Something else that i've seen before is caused when people are redirecting in a .htaccess from domain.com to www.domain.com and they post a script explicity to domain.com/script.php and the script then redirects to www.domain.com/script.php and this empties the POST.
EDIT
You have spelt method wrong in your form tag - if you update this then it should work as your misspelling will be causing the variables to be sent as GET vars.
You can fix your security issues in a basic way like this:
$realname = mysql_real_escape_string($_POST['realname']);
$age = mysql_real_escape_string($_POST['age']);
$country = mysql_real_escape_string($_POST['country']);
$gamename = mysql_real_escape_string($_POST['gamename']);
$gamelevel = mysql_real_escape_string($_POST['gamelevel']);
$itemlevel = mysql_real_escape_string($_POST['itemlevel']);
$class = mysql_real_escape_string($_POST['class']);
$played = mysql_real_escape_string($_POST['played']);
$support = mysql_real_escape_string($_POST['support']);
Whoa, slow down.
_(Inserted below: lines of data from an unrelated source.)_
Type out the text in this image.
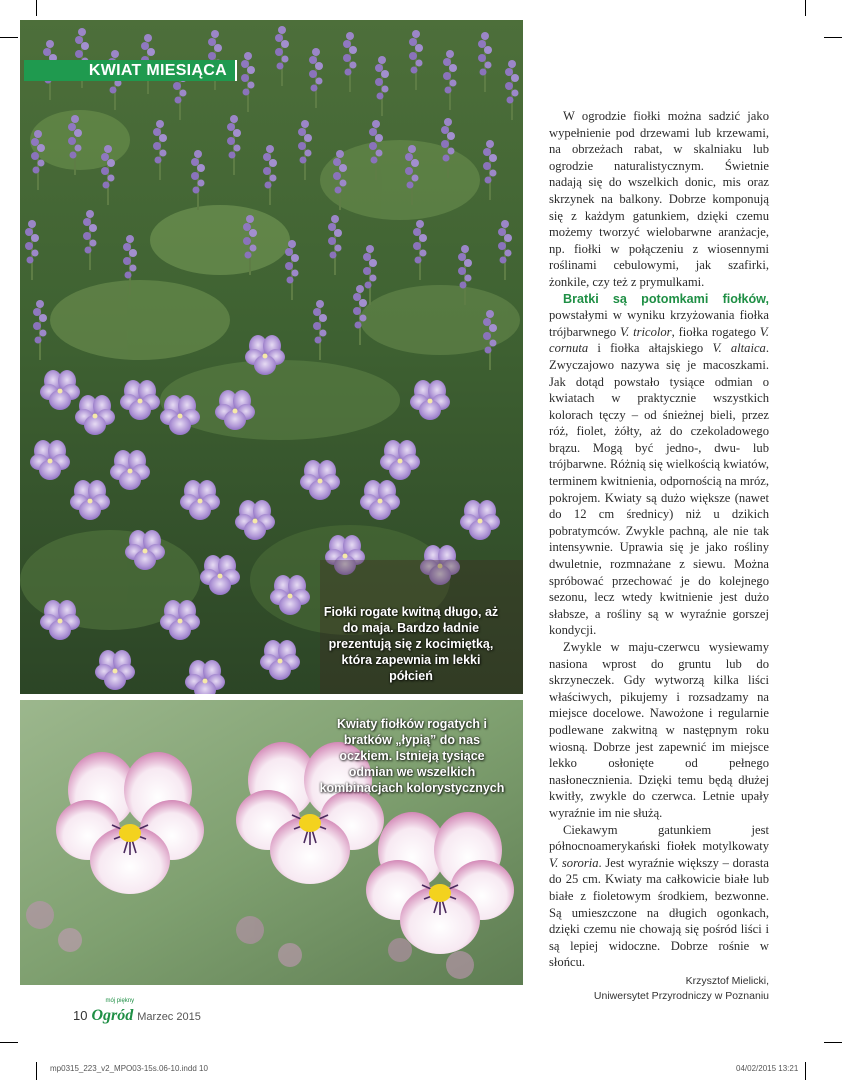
KWIAT MIESIĄCA
Fiołki rogate kwitną długo, aż do maja. Bardzo ładnie prezentują się z kocimiętką, która zapewnia im lekki półcień
Kwiaty fiołków rogatych i bratków „łypią” do nas oczkiem. Istnieją tysiące odmian we wszelkich kombinacjach kolorystycznych

W ogrodzie fiołki można sadzić jako wypełnienie pod drzewami lub krzewami, na obrzeżach rabat, w skalniaku lub ogrodzie naturalistycznym. Świetnie nadają się do wszelkich donic, mis oraz skrzynek na balkony. Dobrze komponują się z każdym gatunkiem, dzięki czemu możemy tworzyć wielobarwne aranżacje, np. fiołki w połączeniu z wiosennymi roślinami cebulowymi, jak szafirki, żonkile, czy też z prymulkami.

Bratki są potomkami fiołków, powstałymi w wyniku krzyżowania fiołka trójbarwnego V. tricolor, fiołka rogatego V. cornuta i fiołka ałtajskiego V. altaica. Zwyczajowo nazywa się je macoszkami. Jak dotąd powstało tysiące odmian o kwiatach w praktycznie wszystkich kolorach tęczy – od śnieżnej bieli, przez róż, fiolet, żółty, aż do czekoladowego brązu. Mogą być jedno-, dwu- lub trójbarwne. Różnią się wielkością kwiatów, terminem kwitnienia, odpornością na mróz, pokrojem. Kwiaty są dużo większe (nawet do 12 cm średnicy) niż u dzikich pobratymców. Zwykle pachną, ale nie tak intensywnie. Uprawia się je jako rośliny dwuletnie, rozmnażane z siewu. Można spróbować przechować je do kolejnego sezonu, lecz wtedy kwitnienie jest dużo słabsze, a rośliny są w wyraźnie gorszej kondycji.

Zwykle w maju-czerwcu wysiewamy nasiona wprost do gruntu lub do skrzyneczek. Gdy wytworzą kilka liści właściwych, pikujemy i rozsadzamy na miejsce docelowe. Nawożone i regularnie podlewane zakwitną w następnym roku wiosną. Dobrze jest zapewnić im miejsce lekko osłonięte od pełnego nasłonecznienia. Dzięki temu będą dłużej kwitły, zwykle do czerwca. Letnie upały wyraźnie im nie służą.

Ciekawym gatunkiem jest północnoamerykański fiołek motylkowaty V. sororia. Jest wyraźnie większy – dorasta do 25 cm. Kwiaty ma całkowicie białe lub białe z fioletowym środkiem, bezwonne. Są umieszczone na długich ogonkach, dzięki czemu nie chowają się pośród liści i są lepiej widoczne. Dobrze rośnie w słońcu.

Krzysztof Mielicki,
Uniwersytet Przyrodniczy w Poznaniu
10
mój piękny
Ogród Marzec 2015
mp0315_223_v2_MPO03-15s.06-10.indd 10	04/02/2015 13:21
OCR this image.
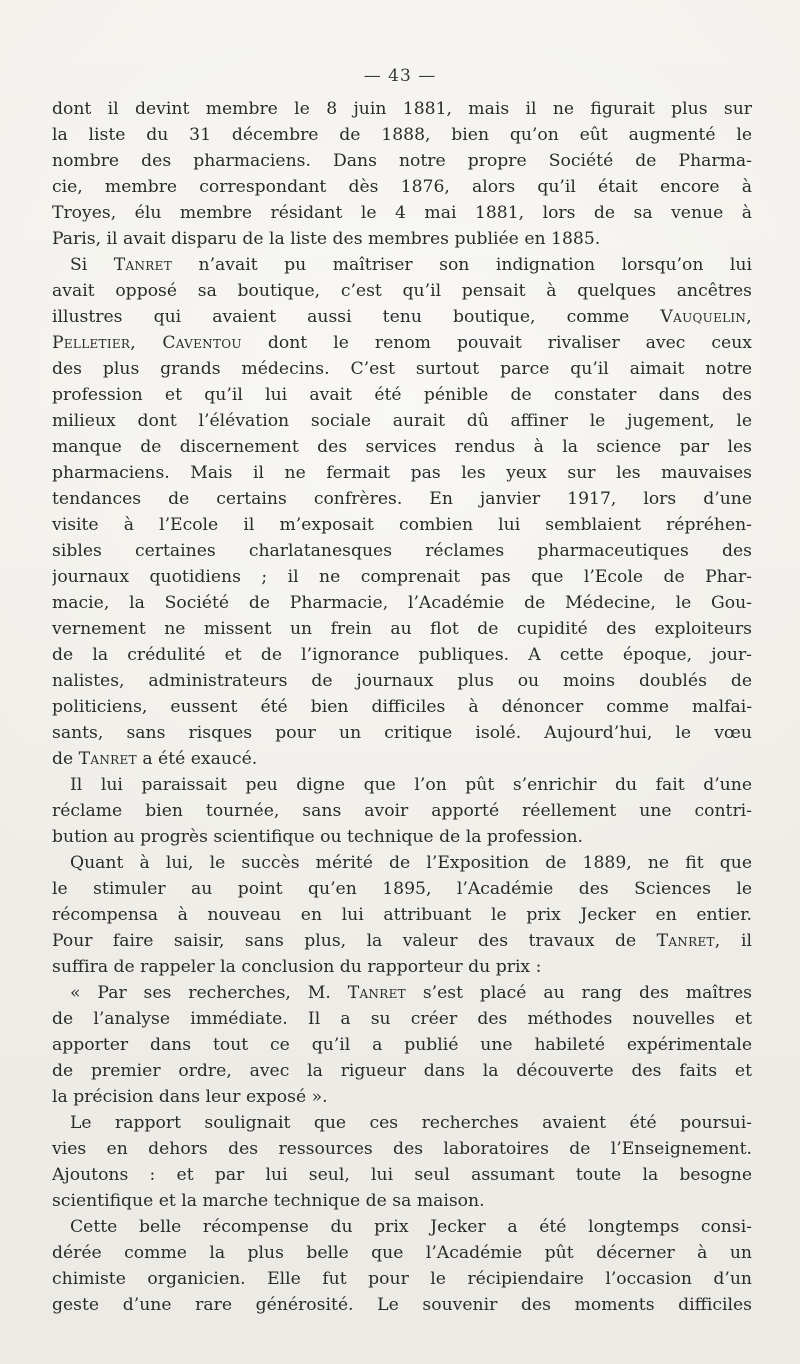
— 43 —
dont il devint membre le 8 juin 1881, mais il ne figurait plus sur
la liste du 31 décembre de 1888, bien qu’on eût augmenté le
nombre des pharmaciens. Dans notre propre Société de Pharma-
cie, membre correspondant dès 1876, alors qu’il était encore à
Troyes, élu membre résidant le 4 mai 1881, lors de sa venue à
Paris, il avait disparu de la liste des membres publiée en 1885.
Si Tanret n’avait pu maîtriser son indignation lorsqu’on lui
avait opposé sa boutique, c’est qu’il pensait à quelques ancêtres
illustres qui avaient aussi tenu boutique, comme Vauquelin,
Pelletier, Caventou dont le renom pouvait rivaliser avec ceux
des plus grands médecins. C’est surtout parce qu’il aimait notre
profession et qu’il lui avait été pénible de constater dans des
milieux dont l’élévation sociale aurait dû affiner le jugement, le
manque de discernement des services rendus à la science par les
pharmaciens. Mais il ne fermait pas les yeux sur les mauvaises
tendances de certains confrères. En janvier 1917, lors d’une
visite à l’Ecole il m’exposait combien lui semblaient répréhen-
sibles certaines charlatanesques réclames pharmaceutiques des
journaux quotidiens ; il ne comprenait pas que l’Ecole de Phar-
macie, la Société de Pharmacie, l’Académie de Médecine, le Gou-
vernement ne missent un frein au flot de cupidité des exploiteurs
de la crédulité et de l’ignorance publiques. A cette époque, jour-
nalistes, administrateurs de journaux plus ou moins doublés de
politiciens, eussent été bien difficiles à dénoncer comme malfai-
sants, sans risques pour un critique isolé. Aujourd’hui, le vœu
de Tanret a été exaucé.
Il lui paraissait peu digne que l’on pût s’enrichir du fait d’une
réclame bien tournée, sans avoir apporté réellement une contri-
bution au progrès scientifique ou technique de la profession.
Quant à lui, le succès mérité de l’Exposition de 1889, ne fit que
le stimuler au point qu’en 1895, l’Académie des Sciences le
récompensa à nouveau en lui attribuant le prix Jecker en entier.
Pour faire saisir, sans plus, la valeur des travaux de Tanret, il
suffira de rappeler la conclusion du rapporteur du prix :
« Par ses recherches, M. Tanret s’est placé au rang des maîtres
de l’analyse immédiate. Il a su créer des méthodes nouvelles et
apporter dans tout ce qu’il a publié une habileté expérimentale
de premier ordre, avec la rigueur dans la découverte des faits et
la précision dans leur exposé ».
Le rapport soulignait que ces recherches avaient été poursui-
vies en dehors des ressources des laboratoires de l’Enseignement.
Ajoutons : et par lui seul, lui seul assumant toute la besogne
scientifique et la marche technique de sa maison.
Cette belle récompense du prix Jecker a été longtemps consi-
dérée comme la plus belle que l’Académie pût décerner à un
chimiste organicien. Elle fut pour le récipiendaire l’occasion d’un
geste d’une rare générosité. Le souvenir des moments difficiles
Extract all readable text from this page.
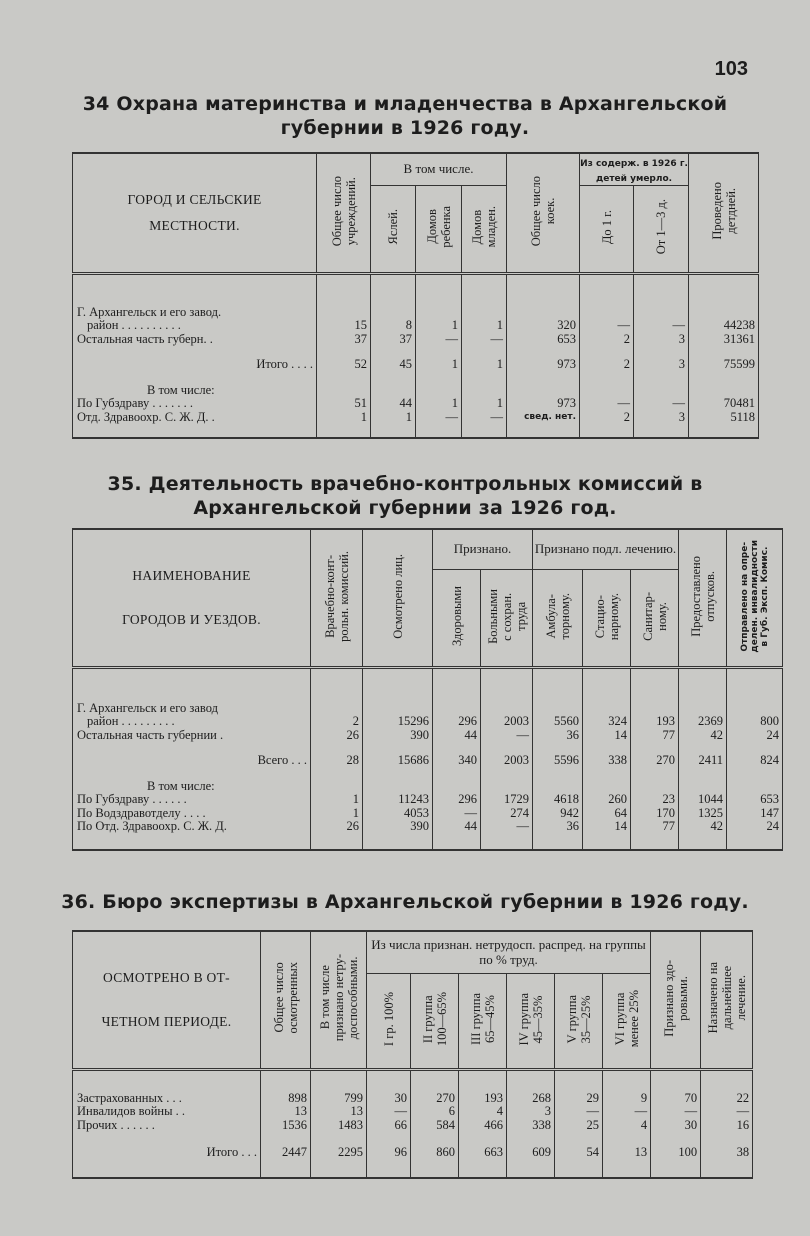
103
34 Охрана материнства и младенчества в Архангельской губернии в 1926 году.
ГОРОД И СЕЛЬСКИЕ
МЕСТНОСТИ.	Общее число
учреждений.	В том числе.			Общее число
коек.	Из содерж. в 1926 г. детей умерло.		Проведено
детдней.
		Яслей.	Домов
ребенка	Домов
младен.		До 1 г.	От 1—3 д.	

Г. Архангельск и его завод.								
район . . . . . . . . . .	15	8	1	1	320	—	—	44238
Остальная часть губерн. .	37	37	—	—	653	2	3	31361

Итого . . . .	52	45	1	1	973	2	3	75599

В том числе:								
По Губздраву . . . . . . .	51	44	1	1	973	—	—	70481
Отд. Здравоохр. С. Ж. Д. .	1	1	—	—	свед. нет.	2	3	5118

35. Деятельность врачебно-контрольных комиссий в Архангельской губернии за 1926 год.
НАИМЕНОВАНИЕ
ГОРОДОВ И УЕЗДОВ.	Врачебно-конт-
рольн. комиссий.	Осмотрено лиц.	Признано.		Признано подл. лечению.			Предоставлено
отпусков.	Отправлено на опре-
делен. инвалидности
в Губ. Эксп. Комис.
			Здоровыми	Больными
с сохран.
труда	Амбула-
торному.	Стацио-
нарному.	Санитар-
ному.		

Г. Архангельск и его завод									
район . . . . . . . . .	2	15296	296	2003	5560	324	193	2369	800
Остальная часть губернии .	26	390	44	—	36	14	77	42	24

Всего . . .	28	15686	340	2003	5596	338	270	2411	824

В том числе:									
По Губздраву . . . . . .	1	11243	296	1729	4618	260	23	1044	653
По Водздравотделу . . . .	1	4053	—	274	942	64	170	1325	147
По Отд. Здравоохр. С. Ж. Д.	26	390	44	—	36	14	77	42	24

36. Бюро экспертизы в Архангельской губернии в 1926 году.
ОСМОТРЕНО В ОТ-
ЧЕТНОМ ПЕРИОДЕ.	Общее число
осмотренных	В том числе
признано нетру-
доспособными.	Из числа признан. нетрудосп. распред. на группы по % труд.						Признано здо-
ровыми.	Назначено на
дальнейшее
лечение.
			I гр. 100%	II группа
100—65%	III группа
65—45%	IV группа
45—35%	V группа
35—25%	VI группа
менее 25%		

Застрахованных . . .	898	799	30	270	193	268	29	9	70	22
Инвалидов войны . .	13	13	—	6	4	3	—	—	—	—
Прочих . . . . . .	1536	1483	66	584	466	338	25	4	30	16

Итого . . .	2447	2295	96	860	663	609	54	13	100	38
You've not even escaped this data!
$realname = mysql_real_escape_string($_POST['realname']);
Or to escape it all:
$_POST = array_map('mysql_real_escape_string', $_POST);
Note the second solution isn't entirely reliable. Can produce some strange results. It is generally better to run these inputs through a function/class for validation and cleansing.
On your ghost issue, try this and note response after form submit (put right at top):
var_dump($_POST);
exit;
You spelled method attribute wrong in your query, that is why it isn't working.